Robots are coming to the kitchen—what that could mean for society and culture

Credit score: Unsplash/CC0 Public Area Automating meals is in contrast to automating the rest. Meals…

September 1, 2024

Why the Middle East is a hot place for global tech investments

The Center East is pulling in additional consideration from world tech traders than ever.

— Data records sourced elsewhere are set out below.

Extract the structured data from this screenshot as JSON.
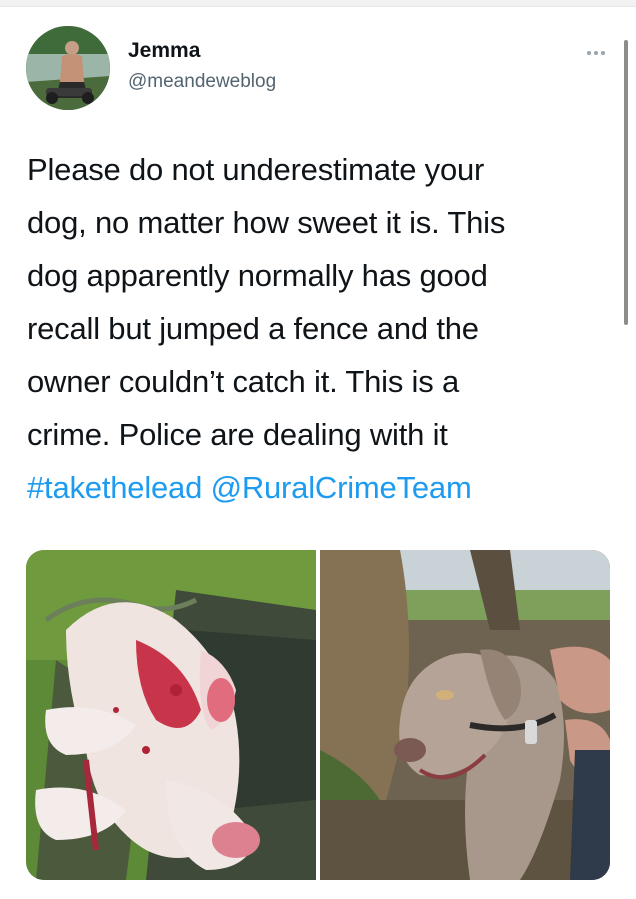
{
  "tweet": {
    "author": {
      "display_name": "Jemma",
      "handle": "@meandeweblog",
      "avatar_icon": "profile-photo"
    },
    "more_icon": "ellipsis-icon",
    "text_lines": [
      "Please do not underestimate your",
      "dog, no matter how sweet it is. This",
      "dog apparently normally has good",
      "recall but jumped a fence and the",
      "owner couldn’t catch it. This is a",
      "crime. Police are dealing with it"
    ],
    "hashtag": "#takethelead",
    "mention": "@RuralCrimeTeam",
    "link_color": "#1d9bf0",
    "media": [
      {
        "content": "injured-lamb-photo"
      },
      {
        "content": "weimaraner-dog-photo"
      }
    ]
  }
}
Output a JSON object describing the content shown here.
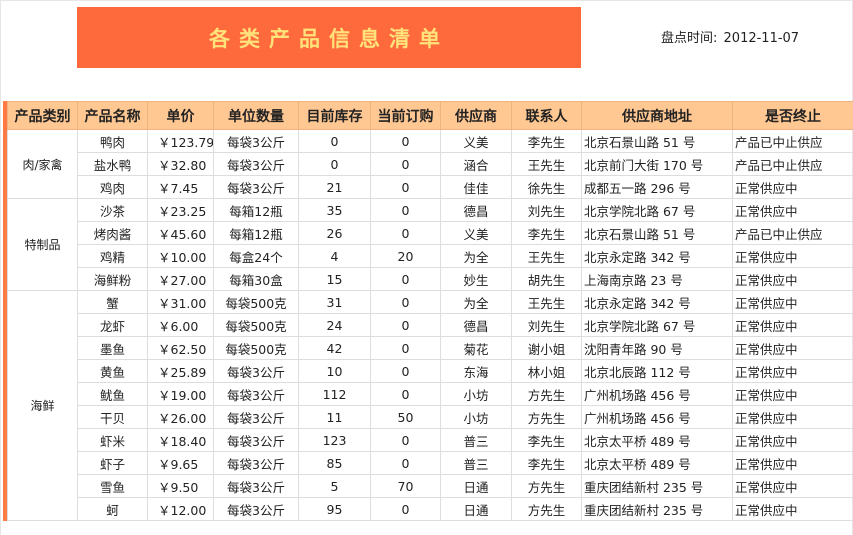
{
  "title": "各类产品信息清单",
  "check_time": {
    "label": "盘点时间:",
    "value": "2012-11-07"
  },
  "columns": [
    "产品类别",
    "产品名称",
    "单价",
    "单位数量",
    "目前库存",
    "当前订购",
    "供应商",
    "联系人",
    "供应商地址",
    "是否终止"
  ],
  "groups": [
    {
      "category": "肉/家禽",
      "rows": [
        {
          "name": "鸭肉",
          "price": "￥123.79",
          "unit": "每袋3公斤",
          "stock": "0",
          "order": "0",
          "supplier": "义美",
          "contact": "李先生",
          "address": "北京石景山路 51 号",
          "status": "产品已中止供应"
        },
        {
          "name": "盐水鸭",
          "price": "￥32.80",
          "unit": "每袋3公斤",
          "stock": "0",
          "order": "0",
          "supplier": "涵合",
          "contact": "王先生",
          "address": "北京前门大街 170 号",
          "status": "产品已中止供应"
        },
        {
          "name": "鸡肉",
          "price": "￥7.45",
          "unit": "每袋3公斤",
          "stock": "21",
          "order": "0",
          "supplier": "佳佳",
          "contact": "徐先生",
          "address": "成都五一路 296 号",
          "status": "正常供应中"
        }
      ]
    },
    {
      "category": "特制品",
      "rows": [
        {
          "name": "沙茶",
          "price": "￥23.25",
          "unit": "每箱12瓶",
          "stock": "35",
          "order": "0",
          "supplier": "德昌",
          "contact": "刘先生",
          "address": "北京学院北路 67 号",
          "status": "正常供应中"
        },
        {
          "name": "烤肉酱",
          "price": "￥45.60",
          "unit": "每箱12瓶",
          "stock": "26",
          "order": "0",
          "supplier": "义美",
          "contact": "李先生",
          "address": "北京石景山路 51 号",
          "status": "产品已中止供应"
        },
        {
          "name": "鸡精",
          "price": "￥10.00",
          "unit": "每盒24个",
          "stock": "4",
          "order": "20",
          "supplier": "为全",
          "contact": "王先生",
          "address": "北京永定路 342 号",
          "status": "正常供应中"
        },
        {
          "name": "海鲜粉",
          "price": "￥27.00",
          "unit": "每箱30盒",
          "stock": "15",
          "order": "0",
          "supplier": "妙生",
          "contact": "胡先生",
          "address": "上海南京路 23 号",
          "status": "正常供应中"
        }
      ]
    },
    {
      "category": "海鲜",
      "rows": [
        {
          "name": "蟹",
          "price": "￥31.00",
          "unit": "每袋500克",
          "stock": "31",
          "order": "0",
          "supplier": "为全",
          "contact": "王先生",
          "address": "北京永定路 342 号",
          "status": "正常供应中"
        },
        {
          "name": "龙虾",
          "price": "￥6.00",
          "unit": "每袋500克",
          "stock": "24",
          "order": "0",
          "supplier": "德昌",
          "contact": "刘先生",
          "address": "北京学院北路 67 号",
          "status": "正常供应中"
        },
        {
          "name": "墨鱼",
          "price": "￥62.50",
          "unit": "每袋500克",
          "stock": "42",
          "order": "0",
          "supplier": "菊花",
          "contact": "谢小姐",
          "address": "沈阳青年路 90 号",
          "status": "正常供应中"
        },
        {
          "name": "黄鱼",
          "price": "￥25.89",
          "unit": "每袋3公斤",
          "stock": "10",
          "order": "0",
          "supplier": "东海",
          "contact": "林小姐",
          "address": "北京北辰路 112 号",
          "status": "正常供应中"
        },
        {
          "name": "鱿鱼",
          "price": "￥19.00",
          "unit": "每袋3公斤",
          "stock": "112",
          "order": "0",
          "supplier": "小坊",
          "contact": "方先生",
          "address": "广州机场路 456 号",
          "status": "正常供应中"
        },
        {
          "name": "干贝",
          "price": "￥26.00",
          "unit": "每袋3公斤",
          "stock": "11",
          "order": "50",
          "supplier": "小坊",
          "contact": "方先生",
          "address": "广州机场路 456 号",
          "status": "正常供应中"
        },
        {
          "name": "虾米",
          "price": "￥18.40",
          "unit": "每袋3公斤",
          "stock": "123",
          "order": "0",
          "supplier": "普三",
          "contact": "李先生",
          "address": "北京太平桥 489 号",
          "status": "正常供应中"
        },
        {
          "name": "虾子",
          "price": "￥9.65",
          "unit": "每袋3公斤",
          "stock": "85",
          "order": "0",
          "supplier": "普三",
          "contact": "李先生",
          "address": "北京太平桥 489 号",
          "status": "正常供应中"
        },
        {
          "name": "雪鱼",
          "price": "￥9.50",
          "unit": "每袋3公斤",
          "stock": "5",
          "order": "70",
          "supplier": "日通",
          "contact": "方先生",
          "address": "重庆团结新村 235 号",
          "status": "正常供应中"
        },
        {
          "name": "蚵",
          "price": "￥12.00",
          "unit": "每袋3公斤",
          "stock": "95",
          "order": "0",
          "supplier": "日通",
          "contact": "方先生",
          "address": "重庆团结新村 235 号",
          "status": "正常供应中"
        }
      ]
    }
  ]
}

Saudi…

May 22, 2025

Foxconn and Nvidia to build high-tech computing facility in Taiwan

Taiwanese electronics manufacturing big Foxconn has unveiled plans to construct a high-performance computing centre in…

June 10, 2024

Shell Acquires Nigerian Solar Firm in First Africa Power Buy | DCN

(Bloomberg) -- Shell Plc’s renewable energy division acquired Daystar Power, an off-grid services provider in…

February 5, 2024

Seco launches hub to unify edge AI deployment

Seco, an IoT and AI resolution supplier launched the Seco Software Hub, an app market…

July 18, 2025

You Might Also Like

Why most enterprise AI coding pilots underperform (Hint: It's not the model)
AI

Why most enterprise AI coding pilots underperform (Hint: It's not the model)

By saad
Newsweek: Building AI-resilience for the next era of information
AI

Newsweek: Building AI-resilience for the next era of information

By saad
Google’s new framework helps AI agents spend their compute and tool budget more wisely
AI

Google’s new framework helps AI agents spend their compute and tool budget more wisely

By saad
BBVA embeds AI into banking workflows using ChatGPT Enterprise
AI

BBVA embeds AI into banking workflows using ChatGPT Enterprise

By saad
Data Center News
Facebook Twitter Youtube Instagram Linkedin

About US

Data Center News: Stay informed on the pulse of data centers. Latest updates, tech trends, and industry insights—all in one place. Elevate your data infrastructure knowledge.

Top Categories
  • Global Market
  • Infrastructure
  • Innovations
  • Investments
Usefull Links
  • Home
  • Contact
  • Privacy Policy
  • Terms & Conditions

© 2024 – datacenternews.tech – All rights reserved

Welcome Back!

Sign in to your account

Lost your password?
We use cookies to ensure that we give you the best experience on our website. If you continue to use this site we will assume that you are happy with it.
You can revoke your consent any time using the Revoke consent button.